The other part of this GYST challenge is making myself write something everyday. Fortunately, I have a friend on board for this as well, which should (fingers crossed!) keep me motivated. I hope you’re sticking with your challenges, too.
Beyond GYST, I’m continuing my focus on personal freedom and truth. These two things have become increasingly significant in my life as I grow in my career, marriage, and other relationships, and it’s really paying off. I’ve been much lighter and happier these days in peaceful detachment.
How did I get here? Well, it wasn’t (and isn’t) easy. It’s taken a whole lot of forgiveness, awareness, and personal responsibility.
A huge change came about when I decided to make peace with my father’s absence from my life earlier this year. One of the most transformative steps was acknowledging that he will never be who I want him to be. But this alone didn’t truly make an impact on me until I acknowledged with my whole heart that I really didn’t need him to be. Once I got beyond being right, I was able to focus on being whole. I learned to fully embrace my truth, and ultimately, it freed us both.

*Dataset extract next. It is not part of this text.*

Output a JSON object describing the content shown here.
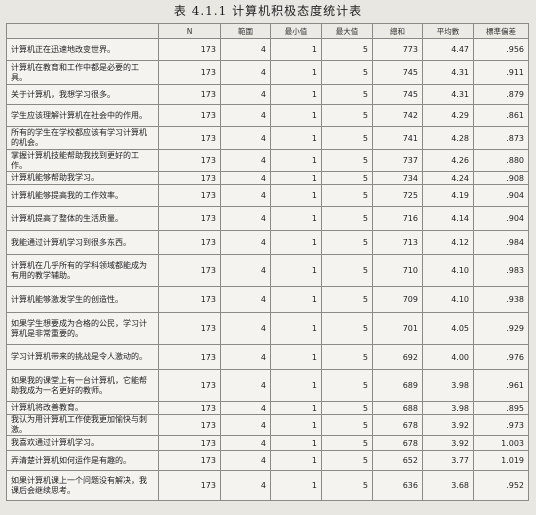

Now, I understand everyone’s situation is different. Trust me, I get it. But what’s undeniable is the value of accountability.

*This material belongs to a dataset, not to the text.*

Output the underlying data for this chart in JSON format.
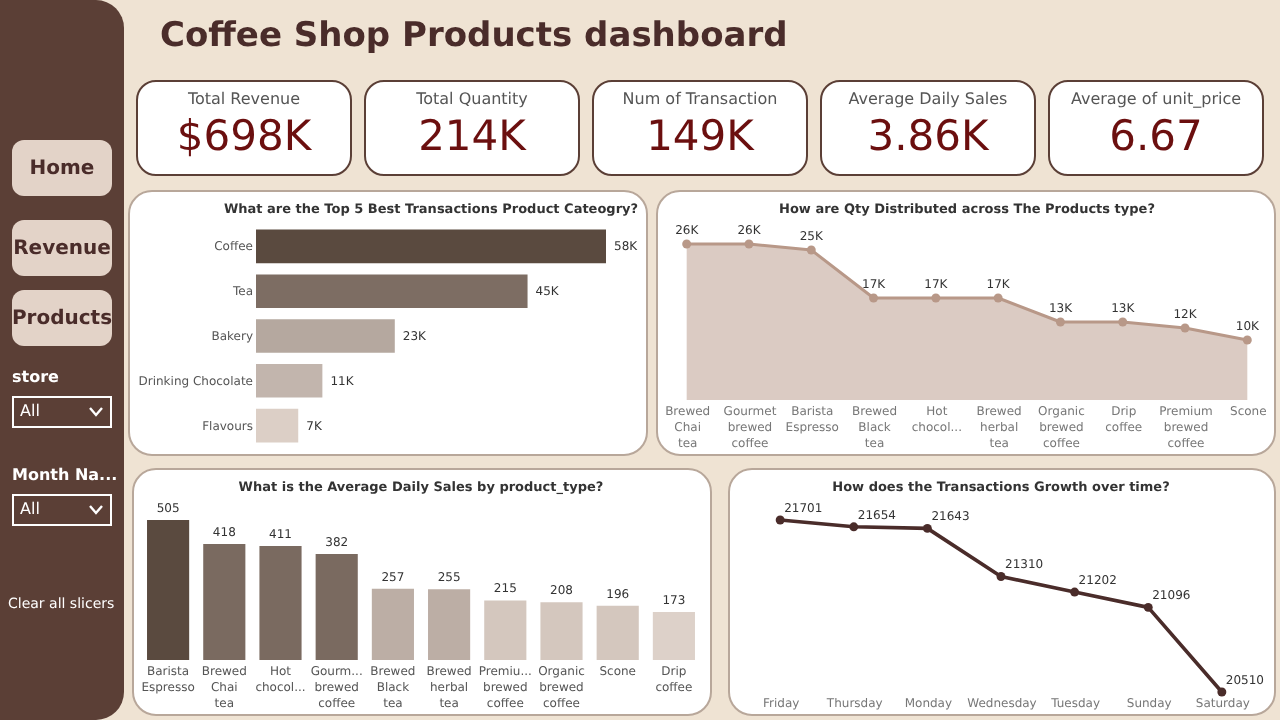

When you know who you are, you can more easily create a healthy layer of separation from others. It’s not about removing them from your life, and it’s also not about having a full-on relationship when you really don’t want one. It’s about making the choice to live your own life presently without any attachment to outcomes.
Concerning ourselves with the actions or opinions of deadbeat dads, disapproving in-laws, exes, overbearing mothers, haters or frenemies is an unhealthy burden. And surely, we’re not doing ourselves any favors by being vindictive or spiteful back. I’ve been there. I know.
But, how do we free ourselves from this sort of negative motivation and truly live for ourselves? Well, we just do. We live to only prove something to ourselves, not to others. We don’t punish. We don’t judge. We value wholeness over partiality, reality over illusion, authenticity over deception. And we learn to set ourselves and others free from what we wish they would be.
Personal freedom, for me, is really just the realization that my life is my own. And truth doesn’t just keep me honest, it keeps me real.